The semi-detached villa, which dates from between 1851 and 1862, lies within a Conservation Area. Taylor’s is the third blue plaque in St Mark’s Crescent, joining plaques for the poet Sir Arthur Hugh Clough (1819-1861), and the artist William Roberts (1895-1980) - the latter is on the house next door.
'The People's Historian'
When the plaque was installed in 2012 Taylor’s grandson, Ben Taylor, said:
A.J.P. Taylor was not only a brilliant historian but also a role model to his family. His enthusiasm, knowledge and passion for history shone through in his numerous television appearances and although I only knew him briefly before his death in 1990, I look back on his many achievements with a large sense of pride and feel honoured that he is my grandad.
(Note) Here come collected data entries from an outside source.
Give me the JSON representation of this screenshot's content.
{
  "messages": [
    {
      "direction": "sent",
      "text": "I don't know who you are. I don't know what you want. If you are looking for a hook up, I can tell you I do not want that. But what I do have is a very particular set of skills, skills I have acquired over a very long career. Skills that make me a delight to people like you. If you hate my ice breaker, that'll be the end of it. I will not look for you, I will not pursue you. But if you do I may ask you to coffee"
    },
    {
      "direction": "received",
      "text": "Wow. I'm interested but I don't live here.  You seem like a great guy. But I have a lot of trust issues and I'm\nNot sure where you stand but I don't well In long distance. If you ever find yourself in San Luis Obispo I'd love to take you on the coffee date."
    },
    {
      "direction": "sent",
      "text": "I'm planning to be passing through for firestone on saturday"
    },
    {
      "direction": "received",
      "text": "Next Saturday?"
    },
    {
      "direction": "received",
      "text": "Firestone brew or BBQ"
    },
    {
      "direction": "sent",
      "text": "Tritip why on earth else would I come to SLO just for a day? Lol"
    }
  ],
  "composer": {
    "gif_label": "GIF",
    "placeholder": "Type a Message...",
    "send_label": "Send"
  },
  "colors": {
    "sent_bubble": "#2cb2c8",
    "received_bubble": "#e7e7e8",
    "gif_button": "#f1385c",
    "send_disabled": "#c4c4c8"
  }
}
I have just completed a masters in history and my brother is a history teacher, so although we may never achieve as much as he did in his lifetime and beyond, a large part of his passion for history lives on through us.
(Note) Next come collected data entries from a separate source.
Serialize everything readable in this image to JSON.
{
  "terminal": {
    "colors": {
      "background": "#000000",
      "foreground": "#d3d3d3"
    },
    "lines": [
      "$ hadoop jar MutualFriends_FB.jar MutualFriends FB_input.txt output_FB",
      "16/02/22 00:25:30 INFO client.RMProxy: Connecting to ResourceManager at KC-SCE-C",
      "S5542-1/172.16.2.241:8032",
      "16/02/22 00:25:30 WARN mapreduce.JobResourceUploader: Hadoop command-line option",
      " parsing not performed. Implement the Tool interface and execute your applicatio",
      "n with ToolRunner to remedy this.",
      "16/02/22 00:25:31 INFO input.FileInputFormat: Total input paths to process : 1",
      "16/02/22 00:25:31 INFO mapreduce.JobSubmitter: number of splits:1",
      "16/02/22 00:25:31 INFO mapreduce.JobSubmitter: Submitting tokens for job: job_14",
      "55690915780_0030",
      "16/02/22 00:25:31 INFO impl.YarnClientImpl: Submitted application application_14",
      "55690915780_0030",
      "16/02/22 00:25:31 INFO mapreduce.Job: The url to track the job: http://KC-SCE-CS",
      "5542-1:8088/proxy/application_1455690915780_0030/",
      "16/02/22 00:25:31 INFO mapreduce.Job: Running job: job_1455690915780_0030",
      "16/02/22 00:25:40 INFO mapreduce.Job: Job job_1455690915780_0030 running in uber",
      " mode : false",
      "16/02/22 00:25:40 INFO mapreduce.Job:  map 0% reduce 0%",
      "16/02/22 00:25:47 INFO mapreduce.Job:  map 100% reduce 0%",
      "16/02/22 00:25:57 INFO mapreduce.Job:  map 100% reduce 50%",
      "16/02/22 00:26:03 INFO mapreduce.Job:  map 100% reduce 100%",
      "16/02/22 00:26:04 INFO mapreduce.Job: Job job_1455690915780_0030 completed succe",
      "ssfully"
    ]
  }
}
Professor Sir Christopher Frayling, member of the English Heritage Blue Plaques Panel, said:
A.J.P. Taylor was by far the best-known professional historian in postwar Britain: his provocative, best-selling books on the origins and causes of the First and Second World Wars; his broadcasts on radio and television; his regular newspaper columns; his witty and argumentative style combined with first-rate scholarship – all led to him being justly dubbed "the peoples' historian". He was the best television lecturer there has ever been – without notes, but with the confidence of a lifetime's experience of 19th and 20th century European history. Other historians were deeply envious of this gift. AJP Taylor was a genuine 'public intellectual' – in a culture where that phrase is usually greeted with embarrassment: a major figure in British public life, who brought serious history out of the cloister and into everyone's living rooms.